My male staff is stressed today. As you know, he's a reverse people smuggler and he has a client who wants to go skiing in Vermont. He knows where Vermont is, unlike many of the kids in the reverse people smuggling trade who struggle to place Sydney on a map of Australia even if they live there, but he knows as much about skiing as a guinea pig. Less actually. He thinks "going out on the piste" is taking part in a pub crawl. Now that's something he does know about. However, it's not going to help his clients who are expecting him to find them a lovely little ski lodge in the scenic, snowy hills of Vermont, from where they can shoot down slopes at two hundred miles and hour in temperatures of minus thirty degrees centigrade and have their faces frozen into permanent smiles which last a whole week and fool newcomers at the ski lodge into thinking that they are having a whale of a time.
My male staff says that as far as he can see, the only enjoyable thing about skiing is the mug of hot chocolate afterwards. Especially if it has a nice big pink marshmallow bobbing about in it. He reckons it's a very expensive way to get frostbite, catch pneumonia or break a limb - possibly all three. (That's all three - frostbite, pneumonia or break. Even a guinea pig knows that humans have fours limbs, unless they've been on a skiing holiday before and have already lost one to frostbite.) He says that when he goes on holiday it's to get away from bad weather and crowds of people doing stupid things. Still, each to their own I suppose.
When my staff go on holiday Badger and I get dumped at "The Pet Resort". The first time we went there we were quite looking forward to a bit of peace and quiet. In our naivety we imagined that we might be left alone without being stroked, crooned over and slobbered on. It wasn't to be however. Because the owner of the resort kept our cages in her house, (Along with a large African grey parrot who said rude things, and a tiny snake who didn't speak at all.) thus we were at the mercy of her teenage kids who, every night after they'd done their homework would haul us from our cages and spend hours brushing and stoking us. I can't help thinking we were missing something while we were there, because it sounded at though the dogs were having a party in another part of the resort - all day, every day.
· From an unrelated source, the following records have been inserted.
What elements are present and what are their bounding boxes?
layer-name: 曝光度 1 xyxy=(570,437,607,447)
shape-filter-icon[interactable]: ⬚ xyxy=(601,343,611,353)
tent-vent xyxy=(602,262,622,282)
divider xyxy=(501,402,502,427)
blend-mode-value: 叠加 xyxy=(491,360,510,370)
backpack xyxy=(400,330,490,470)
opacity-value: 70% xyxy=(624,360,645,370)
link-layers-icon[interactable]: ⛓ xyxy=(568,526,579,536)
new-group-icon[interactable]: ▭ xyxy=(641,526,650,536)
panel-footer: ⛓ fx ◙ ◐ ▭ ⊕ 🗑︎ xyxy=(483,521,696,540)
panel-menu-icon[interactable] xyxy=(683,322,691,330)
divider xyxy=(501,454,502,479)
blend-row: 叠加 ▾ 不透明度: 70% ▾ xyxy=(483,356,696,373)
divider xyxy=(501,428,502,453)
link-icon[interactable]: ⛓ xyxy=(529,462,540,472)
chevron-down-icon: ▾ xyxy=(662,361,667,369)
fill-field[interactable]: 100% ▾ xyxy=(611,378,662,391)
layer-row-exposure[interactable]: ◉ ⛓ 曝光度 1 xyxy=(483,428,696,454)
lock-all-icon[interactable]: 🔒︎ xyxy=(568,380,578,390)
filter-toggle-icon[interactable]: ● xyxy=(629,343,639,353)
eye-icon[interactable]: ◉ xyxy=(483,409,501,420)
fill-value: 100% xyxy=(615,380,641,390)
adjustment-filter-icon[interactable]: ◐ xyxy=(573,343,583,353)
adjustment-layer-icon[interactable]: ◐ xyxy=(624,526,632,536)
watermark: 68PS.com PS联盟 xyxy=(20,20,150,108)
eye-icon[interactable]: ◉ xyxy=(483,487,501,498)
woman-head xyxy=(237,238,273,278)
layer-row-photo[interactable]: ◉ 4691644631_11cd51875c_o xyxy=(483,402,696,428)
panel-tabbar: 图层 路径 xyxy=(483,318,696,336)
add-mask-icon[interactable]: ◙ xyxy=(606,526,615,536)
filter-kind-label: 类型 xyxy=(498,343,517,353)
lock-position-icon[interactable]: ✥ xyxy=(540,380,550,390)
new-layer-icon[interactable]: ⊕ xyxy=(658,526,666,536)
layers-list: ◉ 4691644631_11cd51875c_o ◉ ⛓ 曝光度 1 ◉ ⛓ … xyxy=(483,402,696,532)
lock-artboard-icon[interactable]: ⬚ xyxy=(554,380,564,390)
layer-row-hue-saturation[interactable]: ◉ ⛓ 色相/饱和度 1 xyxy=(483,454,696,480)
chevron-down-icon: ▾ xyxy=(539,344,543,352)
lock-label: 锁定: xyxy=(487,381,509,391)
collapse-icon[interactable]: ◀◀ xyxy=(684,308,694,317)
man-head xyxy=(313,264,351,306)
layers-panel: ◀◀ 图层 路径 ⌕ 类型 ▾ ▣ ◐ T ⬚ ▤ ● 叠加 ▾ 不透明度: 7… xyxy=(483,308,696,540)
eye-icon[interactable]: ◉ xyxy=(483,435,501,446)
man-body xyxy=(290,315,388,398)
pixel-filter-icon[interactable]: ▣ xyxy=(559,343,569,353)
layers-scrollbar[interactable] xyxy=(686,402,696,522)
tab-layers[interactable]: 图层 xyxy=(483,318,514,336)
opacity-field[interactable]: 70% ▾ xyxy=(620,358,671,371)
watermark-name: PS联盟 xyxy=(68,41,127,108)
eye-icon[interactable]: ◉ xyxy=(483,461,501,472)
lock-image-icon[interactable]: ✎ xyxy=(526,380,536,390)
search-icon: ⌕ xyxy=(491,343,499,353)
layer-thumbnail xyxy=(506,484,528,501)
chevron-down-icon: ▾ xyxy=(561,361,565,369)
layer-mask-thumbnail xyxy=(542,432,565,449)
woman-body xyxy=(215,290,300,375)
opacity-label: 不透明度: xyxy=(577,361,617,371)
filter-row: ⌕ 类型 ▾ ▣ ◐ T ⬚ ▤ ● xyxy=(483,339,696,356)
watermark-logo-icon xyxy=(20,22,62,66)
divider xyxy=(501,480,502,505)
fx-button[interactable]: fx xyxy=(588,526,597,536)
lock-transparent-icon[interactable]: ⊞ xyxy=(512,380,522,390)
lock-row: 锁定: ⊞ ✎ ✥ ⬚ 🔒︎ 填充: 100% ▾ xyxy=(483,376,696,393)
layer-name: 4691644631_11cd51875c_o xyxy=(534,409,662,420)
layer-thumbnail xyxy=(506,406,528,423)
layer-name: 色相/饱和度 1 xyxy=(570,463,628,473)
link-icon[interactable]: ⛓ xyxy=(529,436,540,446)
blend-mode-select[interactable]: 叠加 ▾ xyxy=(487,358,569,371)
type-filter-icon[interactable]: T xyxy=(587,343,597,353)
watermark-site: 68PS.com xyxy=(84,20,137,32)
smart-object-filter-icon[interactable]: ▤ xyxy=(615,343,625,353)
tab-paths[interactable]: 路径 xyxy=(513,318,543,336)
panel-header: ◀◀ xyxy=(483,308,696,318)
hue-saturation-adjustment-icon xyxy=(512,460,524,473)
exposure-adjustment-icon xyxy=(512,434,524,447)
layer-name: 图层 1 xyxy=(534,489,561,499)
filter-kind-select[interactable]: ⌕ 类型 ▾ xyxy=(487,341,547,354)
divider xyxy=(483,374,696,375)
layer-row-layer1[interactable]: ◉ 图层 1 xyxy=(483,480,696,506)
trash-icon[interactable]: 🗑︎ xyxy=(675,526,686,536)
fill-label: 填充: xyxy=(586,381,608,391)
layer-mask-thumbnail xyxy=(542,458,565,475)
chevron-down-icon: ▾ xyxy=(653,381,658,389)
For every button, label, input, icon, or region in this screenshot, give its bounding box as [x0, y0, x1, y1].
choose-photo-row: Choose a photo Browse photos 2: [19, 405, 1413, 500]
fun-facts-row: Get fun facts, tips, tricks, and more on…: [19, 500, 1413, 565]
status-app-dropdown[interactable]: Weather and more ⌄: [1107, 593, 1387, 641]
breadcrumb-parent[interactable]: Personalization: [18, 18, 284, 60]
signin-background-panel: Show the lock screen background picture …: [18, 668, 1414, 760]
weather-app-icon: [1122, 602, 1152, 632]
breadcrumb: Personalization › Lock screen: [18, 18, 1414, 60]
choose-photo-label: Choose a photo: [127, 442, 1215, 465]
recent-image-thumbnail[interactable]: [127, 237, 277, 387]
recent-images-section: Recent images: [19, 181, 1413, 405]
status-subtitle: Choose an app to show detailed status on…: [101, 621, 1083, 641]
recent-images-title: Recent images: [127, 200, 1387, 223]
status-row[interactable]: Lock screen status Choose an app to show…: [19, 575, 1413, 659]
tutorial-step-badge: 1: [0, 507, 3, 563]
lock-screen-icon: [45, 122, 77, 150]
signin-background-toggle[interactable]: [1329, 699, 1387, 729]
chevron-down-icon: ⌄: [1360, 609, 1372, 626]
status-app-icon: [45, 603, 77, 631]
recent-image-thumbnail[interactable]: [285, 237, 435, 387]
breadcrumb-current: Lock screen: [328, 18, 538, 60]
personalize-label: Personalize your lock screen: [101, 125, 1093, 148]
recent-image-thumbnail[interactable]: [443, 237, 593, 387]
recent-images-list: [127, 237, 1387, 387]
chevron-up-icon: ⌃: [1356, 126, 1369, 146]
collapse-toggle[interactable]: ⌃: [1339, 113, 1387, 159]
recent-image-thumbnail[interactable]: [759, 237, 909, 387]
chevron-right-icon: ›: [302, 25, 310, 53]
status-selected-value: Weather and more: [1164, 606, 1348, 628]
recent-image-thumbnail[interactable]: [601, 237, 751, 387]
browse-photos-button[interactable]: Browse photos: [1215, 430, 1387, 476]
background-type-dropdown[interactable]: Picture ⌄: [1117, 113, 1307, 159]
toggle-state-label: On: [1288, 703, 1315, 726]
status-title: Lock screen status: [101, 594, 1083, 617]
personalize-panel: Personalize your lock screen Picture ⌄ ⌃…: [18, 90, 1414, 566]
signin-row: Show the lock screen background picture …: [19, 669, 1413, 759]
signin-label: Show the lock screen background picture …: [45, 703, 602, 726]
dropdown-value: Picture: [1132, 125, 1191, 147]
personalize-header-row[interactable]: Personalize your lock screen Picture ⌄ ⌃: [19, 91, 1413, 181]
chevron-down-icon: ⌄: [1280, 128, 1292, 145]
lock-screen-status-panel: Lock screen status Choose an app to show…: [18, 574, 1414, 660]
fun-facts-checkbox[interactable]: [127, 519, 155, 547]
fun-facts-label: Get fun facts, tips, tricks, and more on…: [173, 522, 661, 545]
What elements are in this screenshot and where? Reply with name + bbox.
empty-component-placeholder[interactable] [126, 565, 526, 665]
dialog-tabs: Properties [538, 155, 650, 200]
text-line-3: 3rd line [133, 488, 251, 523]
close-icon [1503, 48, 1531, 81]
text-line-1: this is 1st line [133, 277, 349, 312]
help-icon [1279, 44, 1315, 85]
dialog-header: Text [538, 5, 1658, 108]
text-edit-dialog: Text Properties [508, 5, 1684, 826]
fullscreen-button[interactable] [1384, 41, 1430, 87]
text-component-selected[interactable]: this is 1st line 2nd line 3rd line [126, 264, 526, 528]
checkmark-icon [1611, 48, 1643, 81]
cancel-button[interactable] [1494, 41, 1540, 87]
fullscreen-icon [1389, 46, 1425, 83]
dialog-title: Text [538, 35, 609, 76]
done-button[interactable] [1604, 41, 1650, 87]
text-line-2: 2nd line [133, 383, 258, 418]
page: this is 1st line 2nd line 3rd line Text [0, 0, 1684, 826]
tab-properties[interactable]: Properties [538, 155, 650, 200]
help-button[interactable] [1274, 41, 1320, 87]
Anyway, my male staff says if you really want to go on holiday to somewhere with bad weather and crowds of people doing stupid things you could do a lot worse than visit London during the Olympic Games this summer. I understand that they are trialling some new events this year in both the Olympics and the Special Olympics for disabled athletes. Some of the new events have a distinctly local flavour. For example there is to be a Complaining About The Weather competition and Synchronised Tea Drinking with bonus points for pinky cocking and degree of difficulty. Maximum bonus points can be gained by drinking airline tea. Athletes are expected to supply their own stomach pumps.
The Special Olympics for disabled (Sorry, I think the PC term is differently abled.) athletes is including Synchronised paddling for non-swimmers and the one hundred metres sprint for athletes with no sense of direction. The world record for this event is seventeen minutes and nineteen point three seconds. (Map assisted.) They were going to have a javelin event for athletes with no sense of direction too, but nine members of the crowd were killed during qualifying, so that idea was abandoned.
Returning to the subject of snow and cold and abject misery, in 2014 the Winter Olympics are being held in Sochi, Russia and there too a couple of new events are planned thanks to an idea that the organisers got from listening to their favourite Jerry Seinfeld tape one day over a bottle or ten of vodka. There's the Involuntary Ski Jump, in which journalists, hand picked by Vladimir Putin will be strapped to a toboggan and shoved down the slope. Scores will be determined by how many workers it takes to clean up the bloody mess at the bottom and by the decibels produced by the journalist as he screams for forgiveness for daring to criticise Putin. Journalists who fail to be killed will be disqualified permanently. This rule has spawned a whole new event called Putin the Shot.
I can't afford to get my feet frost bitten. I've only got 14 digits as it is.